If transaction monitoring is being handled correctly and sensibly, a high percentage of the flagged suspicious activities should be false positives. Though time-consuming and frustrating, this is virtually the only guarantee that the proverbial net is large enough to catch any bad actors. Best practices for weeding through false positives efficiently and accurately includes fully staffing to avoid bottlenecks and refining the escalation and investigation processes to reduce delays in the event that true matches are identified.
Using Persona for KYT
KYT is a hotspot on the proverbial AML heat map, and companies should consider their unique needs, rather than trends, when investing in a systemic program improvement.
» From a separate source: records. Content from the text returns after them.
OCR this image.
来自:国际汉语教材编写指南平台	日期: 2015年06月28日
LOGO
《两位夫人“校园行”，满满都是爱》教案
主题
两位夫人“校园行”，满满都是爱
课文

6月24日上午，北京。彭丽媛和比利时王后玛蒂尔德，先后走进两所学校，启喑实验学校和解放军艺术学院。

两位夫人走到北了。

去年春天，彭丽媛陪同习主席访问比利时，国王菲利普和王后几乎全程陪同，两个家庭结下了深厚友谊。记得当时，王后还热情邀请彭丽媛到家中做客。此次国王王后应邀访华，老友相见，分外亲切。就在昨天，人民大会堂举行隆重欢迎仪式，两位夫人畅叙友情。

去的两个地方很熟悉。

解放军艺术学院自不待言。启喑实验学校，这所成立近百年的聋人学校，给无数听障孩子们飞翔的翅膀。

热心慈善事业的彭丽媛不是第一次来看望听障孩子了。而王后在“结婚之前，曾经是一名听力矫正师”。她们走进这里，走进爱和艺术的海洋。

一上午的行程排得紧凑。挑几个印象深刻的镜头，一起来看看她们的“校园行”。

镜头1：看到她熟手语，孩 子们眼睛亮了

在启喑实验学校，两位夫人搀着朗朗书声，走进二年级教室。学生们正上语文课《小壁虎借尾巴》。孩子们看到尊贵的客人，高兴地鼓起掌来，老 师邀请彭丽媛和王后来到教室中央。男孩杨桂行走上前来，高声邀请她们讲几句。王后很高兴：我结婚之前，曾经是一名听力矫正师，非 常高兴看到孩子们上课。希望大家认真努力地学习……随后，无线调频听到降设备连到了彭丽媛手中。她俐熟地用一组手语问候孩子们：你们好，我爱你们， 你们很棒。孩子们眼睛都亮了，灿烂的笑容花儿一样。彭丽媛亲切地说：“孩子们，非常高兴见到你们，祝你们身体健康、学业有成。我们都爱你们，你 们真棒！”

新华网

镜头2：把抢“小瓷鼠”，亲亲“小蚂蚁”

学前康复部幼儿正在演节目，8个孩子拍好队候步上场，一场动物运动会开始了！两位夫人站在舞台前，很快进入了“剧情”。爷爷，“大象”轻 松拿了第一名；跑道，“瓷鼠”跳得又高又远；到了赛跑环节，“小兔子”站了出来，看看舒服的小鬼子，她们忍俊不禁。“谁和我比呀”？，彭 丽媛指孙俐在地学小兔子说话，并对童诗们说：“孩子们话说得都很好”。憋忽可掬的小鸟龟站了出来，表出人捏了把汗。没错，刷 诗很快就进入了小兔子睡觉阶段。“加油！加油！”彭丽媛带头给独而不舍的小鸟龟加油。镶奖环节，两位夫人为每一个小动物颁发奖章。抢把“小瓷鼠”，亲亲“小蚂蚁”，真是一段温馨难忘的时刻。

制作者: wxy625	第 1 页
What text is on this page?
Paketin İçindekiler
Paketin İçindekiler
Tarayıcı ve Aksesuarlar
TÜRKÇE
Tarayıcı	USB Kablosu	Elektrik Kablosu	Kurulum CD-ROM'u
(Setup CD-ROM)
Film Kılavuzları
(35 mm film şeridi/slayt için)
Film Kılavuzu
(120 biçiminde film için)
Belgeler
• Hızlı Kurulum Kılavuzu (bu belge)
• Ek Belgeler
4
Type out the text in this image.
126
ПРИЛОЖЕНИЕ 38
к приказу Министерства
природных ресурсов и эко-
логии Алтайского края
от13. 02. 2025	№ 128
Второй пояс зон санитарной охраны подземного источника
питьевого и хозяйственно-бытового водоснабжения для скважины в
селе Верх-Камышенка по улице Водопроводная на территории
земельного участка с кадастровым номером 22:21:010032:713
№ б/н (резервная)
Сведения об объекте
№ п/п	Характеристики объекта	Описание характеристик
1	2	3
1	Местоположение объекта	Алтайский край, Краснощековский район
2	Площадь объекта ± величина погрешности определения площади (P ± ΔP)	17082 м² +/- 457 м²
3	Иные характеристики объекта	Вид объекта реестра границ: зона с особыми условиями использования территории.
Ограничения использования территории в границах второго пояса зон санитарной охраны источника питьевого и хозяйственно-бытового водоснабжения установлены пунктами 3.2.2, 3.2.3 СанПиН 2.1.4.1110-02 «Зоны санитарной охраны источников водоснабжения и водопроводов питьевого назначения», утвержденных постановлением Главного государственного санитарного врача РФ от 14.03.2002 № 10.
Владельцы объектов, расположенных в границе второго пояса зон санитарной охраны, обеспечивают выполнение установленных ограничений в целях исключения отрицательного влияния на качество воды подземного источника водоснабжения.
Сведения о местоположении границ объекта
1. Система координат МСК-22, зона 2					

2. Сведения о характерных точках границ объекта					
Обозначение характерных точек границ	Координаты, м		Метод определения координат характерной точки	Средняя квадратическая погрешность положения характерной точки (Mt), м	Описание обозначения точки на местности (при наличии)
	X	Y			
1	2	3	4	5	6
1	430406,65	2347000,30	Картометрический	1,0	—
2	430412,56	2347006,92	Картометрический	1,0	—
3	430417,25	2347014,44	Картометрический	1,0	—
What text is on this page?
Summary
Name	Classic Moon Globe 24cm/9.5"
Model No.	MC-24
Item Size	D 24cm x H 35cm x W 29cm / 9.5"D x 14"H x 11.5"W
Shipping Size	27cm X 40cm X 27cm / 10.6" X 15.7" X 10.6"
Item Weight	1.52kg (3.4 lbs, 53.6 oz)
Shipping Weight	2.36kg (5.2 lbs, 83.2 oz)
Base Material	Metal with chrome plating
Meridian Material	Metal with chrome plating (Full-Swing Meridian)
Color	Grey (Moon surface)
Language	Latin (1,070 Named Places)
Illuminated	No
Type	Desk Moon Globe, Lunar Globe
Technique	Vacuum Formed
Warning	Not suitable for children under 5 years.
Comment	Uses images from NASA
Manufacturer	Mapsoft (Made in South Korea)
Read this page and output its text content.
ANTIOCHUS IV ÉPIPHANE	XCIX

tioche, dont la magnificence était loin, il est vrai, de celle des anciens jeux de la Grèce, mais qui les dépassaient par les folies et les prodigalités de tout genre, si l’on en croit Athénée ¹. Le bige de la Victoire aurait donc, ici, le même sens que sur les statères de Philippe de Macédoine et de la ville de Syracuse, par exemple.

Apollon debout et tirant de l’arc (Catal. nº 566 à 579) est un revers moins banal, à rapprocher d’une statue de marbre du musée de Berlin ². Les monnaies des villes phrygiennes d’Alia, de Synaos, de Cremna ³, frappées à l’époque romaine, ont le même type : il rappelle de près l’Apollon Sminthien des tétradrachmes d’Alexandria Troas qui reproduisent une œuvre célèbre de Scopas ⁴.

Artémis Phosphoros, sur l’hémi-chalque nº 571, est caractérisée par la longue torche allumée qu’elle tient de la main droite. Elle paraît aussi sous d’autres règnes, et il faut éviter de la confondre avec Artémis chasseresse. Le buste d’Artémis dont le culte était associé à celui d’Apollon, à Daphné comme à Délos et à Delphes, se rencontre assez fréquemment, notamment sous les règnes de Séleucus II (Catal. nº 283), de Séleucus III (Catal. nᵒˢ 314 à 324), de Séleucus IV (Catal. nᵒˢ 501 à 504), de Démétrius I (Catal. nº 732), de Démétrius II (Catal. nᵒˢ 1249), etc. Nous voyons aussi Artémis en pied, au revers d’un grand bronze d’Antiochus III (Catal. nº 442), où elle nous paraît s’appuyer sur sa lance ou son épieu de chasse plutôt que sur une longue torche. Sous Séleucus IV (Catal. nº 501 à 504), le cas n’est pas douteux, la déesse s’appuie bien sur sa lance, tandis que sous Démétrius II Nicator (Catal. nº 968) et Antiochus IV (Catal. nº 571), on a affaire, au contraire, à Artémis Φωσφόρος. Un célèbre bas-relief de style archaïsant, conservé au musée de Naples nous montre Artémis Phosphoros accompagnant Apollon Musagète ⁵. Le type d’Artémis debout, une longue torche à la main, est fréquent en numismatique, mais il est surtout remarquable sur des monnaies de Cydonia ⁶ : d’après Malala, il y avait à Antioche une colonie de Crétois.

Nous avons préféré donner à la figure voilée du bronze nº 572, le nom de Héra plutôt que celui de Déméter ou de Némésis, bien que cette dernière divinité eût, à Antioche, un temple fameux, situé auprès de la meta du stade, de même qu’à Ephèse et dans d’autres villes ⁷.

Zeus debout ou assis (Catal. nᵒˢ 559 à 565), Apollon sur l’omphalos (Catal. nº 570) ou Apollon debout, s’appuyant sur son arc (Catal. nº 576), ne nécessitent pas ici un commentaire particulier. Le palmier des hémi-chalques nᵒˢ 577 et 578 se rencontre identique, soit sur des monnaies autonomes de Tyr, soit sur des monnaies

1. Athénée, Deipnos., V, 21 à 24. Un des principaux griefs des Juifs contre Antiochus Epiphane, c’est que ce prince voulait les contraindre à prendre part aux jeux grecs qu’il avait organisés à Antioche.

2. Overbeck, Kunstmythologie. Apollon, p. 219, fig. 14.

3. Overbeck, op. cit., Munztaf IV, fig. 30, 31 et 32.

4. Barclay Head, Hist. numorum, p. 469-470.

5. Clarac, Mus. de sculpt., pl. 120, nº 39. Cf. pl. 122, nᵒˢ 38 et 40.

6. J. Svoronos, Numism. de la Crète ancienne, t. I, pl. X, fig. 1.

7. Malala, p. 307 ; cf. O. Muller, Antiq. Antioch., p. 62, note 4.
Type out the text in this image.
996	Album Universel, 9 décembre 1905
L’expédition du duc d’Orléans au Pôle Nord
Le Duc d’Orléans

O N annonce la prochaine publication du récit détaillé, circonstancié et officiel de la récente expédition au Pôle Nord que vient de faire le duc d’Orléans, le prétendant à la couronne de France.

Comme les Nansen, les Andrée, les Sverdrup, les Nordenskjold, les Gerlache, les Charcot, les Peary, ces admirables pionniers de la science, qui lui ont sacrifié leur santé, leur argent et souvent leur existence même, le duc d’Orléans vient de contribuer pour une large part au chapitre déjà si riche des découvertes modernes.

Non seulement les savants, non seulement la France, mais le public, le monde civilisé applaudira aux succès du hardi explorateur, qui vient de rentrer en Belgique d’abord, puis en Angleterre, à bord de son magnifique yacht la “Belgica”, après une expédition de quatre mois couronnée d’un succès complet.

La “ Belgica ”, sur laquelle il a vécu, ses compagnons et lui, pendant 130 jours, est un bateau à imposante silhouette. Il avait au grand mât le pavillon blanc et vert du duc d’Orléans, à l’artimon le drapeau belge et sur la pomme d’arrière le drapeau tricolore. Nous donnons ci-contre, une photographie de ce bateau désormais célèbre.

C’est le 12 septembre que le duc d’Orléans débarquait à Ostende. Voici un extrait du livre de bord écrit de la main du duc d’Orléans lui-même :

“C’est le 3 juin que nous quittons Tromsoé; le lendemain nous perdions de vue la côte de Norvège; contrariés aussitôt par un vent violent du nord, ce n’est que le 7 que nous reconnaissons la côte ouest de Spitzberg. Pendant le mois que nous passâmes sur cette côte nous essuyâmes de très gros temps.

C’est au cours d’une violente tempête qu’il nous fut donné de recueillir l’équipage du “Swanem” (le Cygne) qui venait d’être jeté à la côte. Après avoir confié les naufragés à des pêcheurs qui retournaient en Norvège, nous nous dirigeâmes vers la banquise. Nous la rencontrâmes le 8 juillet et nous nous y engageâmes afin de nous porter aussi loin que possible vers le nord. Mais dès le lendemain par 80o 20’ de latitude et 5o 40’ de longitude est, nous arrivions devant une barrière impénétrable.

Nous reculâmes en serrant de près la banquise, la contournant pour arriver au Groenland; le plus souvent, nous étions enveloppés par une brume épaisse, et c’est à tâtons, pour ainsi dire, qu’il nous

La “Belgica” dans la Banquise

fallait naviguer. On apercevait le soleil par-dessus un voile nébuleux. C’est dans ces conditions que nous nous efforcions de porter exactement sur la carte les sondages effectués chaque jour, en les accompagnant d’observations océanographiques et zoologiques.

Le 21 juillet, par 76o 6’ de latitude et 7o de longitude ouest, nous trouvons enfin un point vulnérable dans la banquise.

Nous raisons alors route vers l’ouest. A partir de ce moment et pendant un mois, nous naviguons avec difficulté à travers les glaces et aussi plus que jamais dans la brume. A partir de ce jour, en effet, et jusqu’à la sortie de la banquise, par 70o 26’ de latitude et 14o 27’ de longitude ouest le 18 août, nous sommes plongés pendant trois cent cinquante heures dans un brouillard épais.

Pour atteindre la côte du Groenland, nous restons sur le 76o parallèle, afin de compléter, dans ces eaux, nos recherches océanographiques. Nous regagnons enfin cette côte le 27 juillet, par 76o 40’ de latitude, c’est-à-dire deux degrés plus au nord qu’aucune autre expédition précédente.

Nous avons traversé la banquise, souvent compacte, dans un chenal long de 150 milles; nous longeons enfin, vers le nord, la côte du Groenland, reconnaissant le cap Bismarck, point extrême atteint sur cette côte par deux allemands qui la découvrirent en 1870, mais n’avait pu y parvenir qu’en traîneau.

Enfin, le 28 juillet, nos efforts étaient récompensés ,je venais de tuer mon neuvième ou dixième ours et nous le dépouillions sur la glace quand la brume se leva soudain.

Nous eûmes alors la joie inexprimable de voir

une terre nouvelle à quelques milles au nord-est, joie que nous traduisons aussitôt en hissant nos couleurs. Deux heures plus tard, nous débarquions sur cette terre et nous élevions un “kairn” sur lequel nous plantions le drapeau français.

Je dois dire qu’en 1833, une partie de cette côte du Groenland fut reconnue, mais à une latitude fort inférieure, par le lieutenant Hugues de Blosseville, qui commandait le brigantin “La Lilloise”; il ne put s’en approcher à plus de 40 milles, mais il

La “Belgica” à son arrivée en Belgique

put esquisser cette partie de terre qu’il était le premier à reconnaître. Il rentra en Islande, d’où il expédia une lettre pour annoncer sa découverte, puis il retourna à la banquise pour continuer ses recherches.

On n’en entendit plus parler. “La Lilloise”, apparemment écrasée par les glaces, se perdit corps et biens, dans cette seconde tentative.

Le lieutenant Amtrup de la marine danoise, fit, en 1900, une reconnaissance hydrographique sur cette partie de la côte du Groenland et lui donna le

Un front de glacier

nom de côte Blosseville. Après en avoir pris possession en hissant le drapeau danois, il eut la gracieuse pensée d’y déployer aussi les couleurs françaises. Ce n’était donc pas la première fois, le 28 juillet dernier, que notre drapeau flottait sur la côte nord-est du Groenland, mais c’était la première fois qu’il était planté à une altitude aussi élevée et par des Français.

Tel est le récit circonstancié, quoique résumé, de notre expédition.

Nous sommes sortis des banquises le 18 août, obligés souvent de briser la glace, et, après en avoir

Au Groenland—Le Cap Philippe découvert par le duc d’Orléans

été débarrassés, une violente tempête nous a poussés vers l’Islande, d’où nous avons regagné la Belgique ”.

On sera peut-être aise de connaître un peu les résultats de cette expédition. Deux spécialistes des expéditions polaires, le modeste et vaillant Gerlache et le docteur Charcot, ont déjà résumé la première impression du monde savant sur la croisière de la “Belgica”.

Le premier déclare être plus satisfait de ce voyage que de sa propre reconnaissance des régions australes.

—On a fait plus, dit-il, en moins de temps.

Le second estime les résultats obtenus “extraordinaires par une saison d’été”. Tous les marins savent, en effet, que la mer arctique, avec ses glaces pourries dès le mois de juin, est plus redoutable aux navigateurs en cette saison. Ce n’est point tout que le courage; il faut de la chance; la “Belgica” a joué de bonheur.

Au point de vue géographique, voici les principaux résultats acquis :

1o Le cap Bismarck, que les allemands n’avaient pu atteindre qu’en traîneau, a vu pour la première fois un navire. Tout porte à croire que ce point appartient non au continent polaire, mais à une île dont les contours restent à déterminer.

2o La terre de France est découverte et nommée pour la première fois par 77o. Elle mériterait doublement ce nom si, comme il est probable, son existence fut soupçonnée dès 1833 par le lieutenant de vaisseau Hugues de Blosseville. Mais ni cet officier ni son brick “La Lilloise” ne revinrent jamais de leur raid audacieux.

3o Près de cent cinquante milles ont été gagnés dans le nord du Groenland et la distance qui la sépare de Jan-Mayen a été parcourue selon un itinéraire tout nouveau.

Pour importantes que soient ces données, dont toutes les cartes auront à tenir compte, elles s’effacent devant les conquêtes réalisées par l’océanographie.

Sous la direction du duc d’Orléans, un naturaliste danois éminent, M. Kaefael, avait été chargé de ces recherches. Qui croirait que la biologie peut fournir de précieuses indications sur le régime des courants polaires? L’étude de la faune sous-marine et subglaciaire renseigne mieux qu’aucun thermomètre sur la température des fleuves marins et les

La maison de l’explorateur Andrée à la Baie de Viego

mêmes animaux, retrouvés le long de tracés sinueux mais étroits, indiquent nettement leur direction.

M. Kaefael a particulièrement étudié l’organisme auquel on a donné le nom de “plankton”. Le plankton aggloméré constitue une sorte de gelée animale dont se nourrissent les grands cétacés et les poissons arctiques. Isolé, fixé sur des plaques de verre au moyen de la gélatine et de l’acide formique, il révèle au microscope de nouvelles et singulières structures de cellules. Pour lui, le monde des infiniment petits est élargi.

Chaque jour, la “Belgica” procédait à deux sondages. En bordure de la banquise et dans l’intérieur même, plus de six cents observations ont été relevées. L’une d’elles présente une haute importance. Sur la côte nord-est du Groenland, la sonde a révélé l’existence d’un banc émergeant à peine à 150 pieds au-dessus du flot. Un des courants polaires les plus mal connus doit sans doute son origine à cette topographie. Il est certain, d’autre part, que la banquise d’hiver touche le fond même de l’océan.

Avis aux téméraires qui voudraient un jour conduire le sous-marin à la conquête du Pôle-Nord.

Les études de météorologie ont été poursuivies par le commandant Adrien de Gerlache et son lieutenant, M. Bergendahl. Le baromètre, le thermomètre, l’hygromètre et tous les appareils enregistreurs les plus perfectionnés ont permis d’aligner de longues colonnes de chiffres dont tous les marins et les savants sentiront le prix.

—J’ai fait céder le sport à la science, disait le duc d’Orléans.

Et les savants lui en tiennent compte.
A best-in-class solution is one that monitors all of the activities your users initiate on your platform. This includes transactions and other high-risk actions, such as when a user changes their contact information, payment details, or linked accounts. Persona’s platform enables teams to easily bring this information into one platform where you can set rules specific to your business to flag any suspicious anomalies.
The more information you’re able to gather, and the faster you can do so, the stronger your case will be in the event that suspicious activity is detected and confirmed.
In addition to helping businesses build compliant AML programs, when potential suspicious activity occurs, Persona streamlines the manual review process, leveraging automation to scale without sacrificing quality or compliance. With Persona, businesses like Branch can consolidate data and customize case views with ease while simultaneously protecting sensitive information.